Friday, December 12, 2008

Have caffeine, will write

As I sit here in Peet's, I've eaten a brownie (I try to resist, but I can't) and sipped on two shots (I don't resist, they're cheap). But the more time I spend here, the less I accomplish. There is so much to do, so much time.

It has been almost two weeks since I have cut myself off music, movies, etc., and it has been refreshing yet debilitating. As productive as it can be, the productive juices have since stopped flowing. Not to say I had a lot before, but I cannot think. This is somewhat a good thing considering all the thoughts running through my head constantly. My to-do list is completed quickly, but I cannot think of more to add. So many things are in my goal/future column, but all the stuff preceding that have been cleared out of my head. With only one blog post previously this month shows how much hasn't been on my mind.

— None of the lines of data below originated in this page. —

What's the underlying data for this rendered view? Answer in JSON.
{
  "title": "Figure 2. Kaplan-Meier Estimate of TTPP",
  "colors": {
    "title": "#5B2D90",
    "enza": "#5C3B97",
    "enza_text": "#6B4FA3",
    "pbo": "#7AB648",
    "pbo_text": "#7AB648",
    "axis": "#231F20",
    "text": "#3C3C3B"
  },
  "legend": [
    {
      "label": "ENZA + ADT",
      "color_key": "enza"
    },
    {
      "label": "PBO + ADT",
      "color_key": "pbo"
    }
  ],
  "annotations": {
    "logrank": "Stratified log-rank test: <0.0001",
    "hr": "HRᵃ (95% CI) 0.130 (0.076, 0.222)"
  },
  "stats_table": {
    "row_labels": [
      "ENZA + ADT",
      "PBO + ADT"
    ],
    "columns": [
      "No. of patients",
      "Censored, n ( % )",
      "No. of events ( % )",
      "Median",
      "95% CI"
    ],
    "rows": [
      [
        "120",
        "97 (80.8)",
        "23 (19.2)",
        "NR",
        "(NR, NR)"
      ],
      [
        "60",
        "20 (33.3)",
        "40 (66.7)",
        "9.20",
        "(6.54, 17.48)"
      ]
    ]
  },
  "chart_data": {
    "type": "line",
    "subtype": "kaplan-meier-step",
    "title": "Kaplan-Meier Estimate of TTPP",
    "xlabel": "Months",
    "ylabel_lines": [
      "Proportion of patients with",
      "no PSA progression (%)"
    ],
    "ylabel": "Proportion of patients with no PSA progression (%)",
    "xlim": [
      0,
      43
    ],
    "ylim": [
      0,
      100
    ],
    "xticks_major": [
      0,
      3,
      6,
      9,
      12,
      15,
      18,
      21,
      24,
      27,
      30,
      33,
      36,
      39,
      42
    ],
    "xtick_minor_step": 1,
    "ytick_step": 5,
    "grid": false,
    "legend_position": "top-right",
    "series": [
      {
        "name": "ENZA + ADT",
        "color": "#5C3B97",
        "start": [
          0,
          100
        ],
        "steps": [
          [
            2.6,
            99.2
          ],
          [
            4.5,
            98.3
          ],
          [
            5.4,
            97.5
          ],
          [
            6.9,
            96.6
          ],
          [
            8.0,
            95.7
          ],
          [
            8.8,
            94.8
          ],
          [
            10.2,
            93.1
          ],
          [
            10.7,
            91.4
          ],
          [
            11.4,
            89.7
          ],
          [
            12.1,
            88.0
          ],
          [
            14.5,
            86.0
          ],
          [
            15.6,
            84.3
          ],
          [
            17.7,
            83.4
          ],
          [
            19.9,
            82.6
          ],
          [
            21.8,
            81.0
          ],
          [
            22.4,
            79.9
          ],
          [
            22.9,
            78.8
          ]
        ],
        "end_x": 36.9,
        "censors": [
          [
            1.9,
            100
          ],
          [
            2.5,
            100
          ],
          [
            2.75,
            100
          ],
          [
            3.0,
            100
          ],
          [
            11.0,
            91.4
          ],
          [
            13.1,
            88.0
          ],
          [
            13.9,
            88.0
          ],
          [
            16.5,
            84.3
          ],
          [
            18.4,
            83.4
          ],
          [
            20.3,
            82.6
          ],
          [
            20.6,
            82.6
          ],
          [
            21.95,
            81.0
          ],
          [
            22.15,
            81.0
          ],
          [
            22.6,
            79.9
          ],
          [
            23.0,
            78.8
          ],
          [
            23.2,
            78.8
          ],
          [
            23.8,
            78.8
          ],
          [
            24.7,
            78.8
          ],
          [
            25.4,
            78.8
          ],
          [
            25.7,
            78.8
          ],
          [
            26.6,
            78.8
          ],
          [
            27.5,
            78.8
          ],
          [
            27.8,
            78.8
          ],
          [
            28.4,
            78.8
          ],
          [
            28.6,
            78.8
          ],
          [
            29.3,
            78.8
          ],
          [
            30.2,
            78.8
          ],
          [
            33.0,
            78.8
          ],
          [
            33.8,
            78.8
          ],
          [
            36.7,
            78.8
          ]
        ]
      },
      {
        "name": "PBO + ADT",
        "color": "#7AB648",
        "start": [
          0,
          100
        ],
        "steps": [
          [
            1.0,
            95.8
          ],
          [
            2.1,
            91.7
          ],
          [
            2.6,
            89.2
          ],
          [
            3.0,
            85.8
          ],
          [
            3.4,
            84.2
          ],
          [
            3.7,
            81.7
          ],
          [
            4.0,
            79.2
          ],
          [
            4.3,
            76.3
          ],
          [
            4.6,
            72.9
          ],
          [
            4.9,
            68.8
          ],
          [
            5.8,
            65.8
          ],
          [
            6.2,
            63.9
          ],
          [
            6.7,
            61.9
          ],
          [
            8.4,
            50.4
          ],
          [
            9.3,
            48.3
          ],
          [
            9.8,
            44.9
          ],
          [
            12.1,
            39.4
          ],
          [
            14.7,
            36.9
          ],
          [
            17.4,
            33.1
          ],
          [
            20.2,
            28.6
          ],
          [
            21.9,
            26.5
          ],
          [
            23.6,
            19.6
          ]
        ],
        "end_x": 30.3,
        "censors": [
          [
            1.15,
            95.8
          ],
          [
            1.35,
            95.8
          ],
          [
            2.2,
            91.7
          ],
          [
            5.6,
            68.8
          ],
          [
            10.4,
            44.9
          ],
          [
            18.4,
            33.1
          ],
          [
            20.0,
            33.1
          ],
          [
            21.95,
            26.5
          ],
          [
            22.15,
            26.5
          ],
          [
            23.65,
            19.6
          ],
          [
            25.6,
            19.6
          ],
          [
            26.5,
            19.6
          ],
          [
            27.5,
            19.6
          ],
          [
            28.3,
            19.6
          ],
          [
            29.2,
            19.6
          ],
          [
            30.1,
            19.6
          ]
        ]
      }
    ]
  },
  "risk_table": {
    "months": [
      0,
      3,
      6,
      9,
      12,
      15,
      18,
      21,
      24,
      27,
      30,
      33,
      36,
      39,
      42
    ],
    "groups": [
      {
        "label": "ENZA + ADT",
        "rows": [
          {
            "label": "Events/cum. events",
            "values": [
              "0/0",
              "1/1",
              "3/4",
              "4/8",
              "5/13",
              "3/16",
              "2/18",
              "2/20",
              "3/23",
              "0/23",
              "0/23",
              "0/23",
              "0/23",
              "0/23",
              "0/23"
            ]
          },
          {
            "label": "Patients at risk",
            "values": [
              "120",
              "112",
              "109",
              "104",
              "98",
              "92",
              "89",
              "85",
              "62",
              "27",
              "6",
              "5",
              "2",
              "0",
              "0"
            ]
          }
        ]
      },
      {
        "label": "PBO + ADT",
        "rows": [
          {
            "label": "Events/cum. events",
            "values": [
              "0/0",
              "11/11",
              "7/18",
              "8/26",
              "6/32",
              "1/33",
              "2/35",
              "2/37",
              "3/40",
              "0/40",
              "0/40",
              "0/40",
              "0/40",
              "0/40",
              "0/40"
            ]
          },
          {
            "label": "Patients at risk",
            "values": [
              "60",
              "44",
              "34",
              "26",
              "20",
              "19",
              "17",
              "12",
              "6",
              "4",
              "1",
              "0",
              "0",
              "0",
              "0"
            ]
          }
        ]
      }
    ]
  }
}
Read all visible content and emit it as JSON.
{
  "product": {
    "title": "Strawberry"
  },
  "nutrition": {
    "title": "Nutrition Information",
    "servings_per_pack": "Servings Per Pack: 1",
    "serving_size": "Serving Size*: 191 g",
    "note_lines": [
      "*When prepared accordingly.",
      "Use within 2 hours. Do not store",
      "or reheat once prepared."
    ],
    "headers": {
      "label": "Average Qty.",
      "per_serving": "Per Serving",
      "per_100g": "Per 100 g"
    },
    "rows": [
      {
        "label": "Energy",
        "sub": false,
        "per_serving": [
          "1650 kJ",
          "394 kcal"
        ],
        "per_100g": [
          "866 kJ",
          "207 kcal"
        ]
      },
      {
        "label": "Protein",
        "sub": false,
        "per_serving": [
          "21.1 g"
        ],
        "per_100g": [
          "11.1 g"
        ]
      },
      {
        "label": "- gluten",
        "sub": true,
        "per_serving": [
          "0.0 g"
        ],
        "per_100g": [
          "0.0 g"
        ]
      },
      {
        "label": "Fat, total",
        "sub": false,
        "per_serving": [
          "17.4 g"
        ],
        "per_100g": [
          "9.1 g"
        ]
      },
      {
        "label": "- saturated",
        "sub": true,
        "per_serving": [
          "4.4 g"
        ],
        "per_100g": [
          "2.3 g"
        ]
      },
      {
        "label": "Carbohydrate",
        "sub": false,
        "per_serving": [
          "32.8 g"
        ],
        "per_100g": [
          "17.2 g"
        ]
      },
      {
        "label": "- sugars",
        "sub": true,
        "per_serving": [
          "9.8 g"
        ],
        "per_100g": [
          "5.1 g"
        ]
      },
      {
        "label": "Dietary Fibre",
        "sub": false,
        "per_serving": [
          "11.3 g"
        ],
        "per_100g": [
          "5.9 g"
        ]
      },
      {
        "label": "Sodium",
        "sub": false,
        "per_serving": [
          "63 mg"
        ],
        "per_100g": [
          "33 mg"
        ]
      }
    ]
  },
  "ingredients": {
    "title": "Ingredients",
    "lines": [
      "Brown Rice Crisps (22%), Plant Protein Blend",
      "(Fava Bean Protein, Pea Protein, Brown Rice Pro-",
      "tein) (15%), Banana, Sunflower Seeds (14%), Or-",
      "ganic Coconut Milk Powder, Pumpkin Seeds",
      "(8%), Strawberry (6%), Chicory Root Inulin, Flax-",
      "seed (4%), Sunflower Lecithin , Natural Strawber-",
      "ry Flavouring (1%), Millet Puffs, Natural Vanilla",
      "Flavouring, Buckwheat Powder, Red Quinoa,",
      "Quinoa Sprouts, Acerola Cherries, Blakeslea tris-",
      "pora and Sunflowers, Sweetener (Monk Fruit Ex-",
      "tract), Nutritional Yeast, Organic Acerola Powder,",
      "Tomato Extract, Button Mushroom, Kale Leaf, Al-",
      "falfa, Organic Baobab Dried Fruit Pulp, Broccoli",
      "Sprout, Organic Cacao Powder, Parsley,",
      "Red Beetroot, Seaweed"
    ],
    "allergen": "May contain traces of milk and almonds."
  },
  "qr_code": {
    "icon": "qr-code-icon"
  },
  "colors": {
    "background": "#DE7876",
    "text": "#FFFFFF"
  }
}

To look on the positive side, my thought life (if there is such a thing) has been completely revamped. Instead of perusing floating emotions and ideas and everything moving in and out of my mind, I finally stopped the clutter and focus on a topic until it ends. Come to a conclusion and quit wasting my time and stress on it. Also, my focus has been able to reap a few rewards. Homework is done quickly. Time is less pressed. My to-do list is cleared. My mind is less cluttered. And my conscience is less desensitized (ie. movies). But I have not decided what I want to do with it. Songs are so embedded so deep in my head that I can't not have them running through my head. It refuses to stop. My alarm will inhibit my mind all morning as mental chewing gum.

Also, as a positive, I am starting on my photography business. Continually I am pushing myself to find new things and go out and just shoot. So much in the photographic business world has opened up. So many ideas, procedures, possibilities. And it only costs money to start. But what do I have to lose. I am tired of spinning my tires and dragging my feet. This is going to start. It will be something. I am doubtful it will make my millions, but we will work on that later. I need more creative juices for that all to start.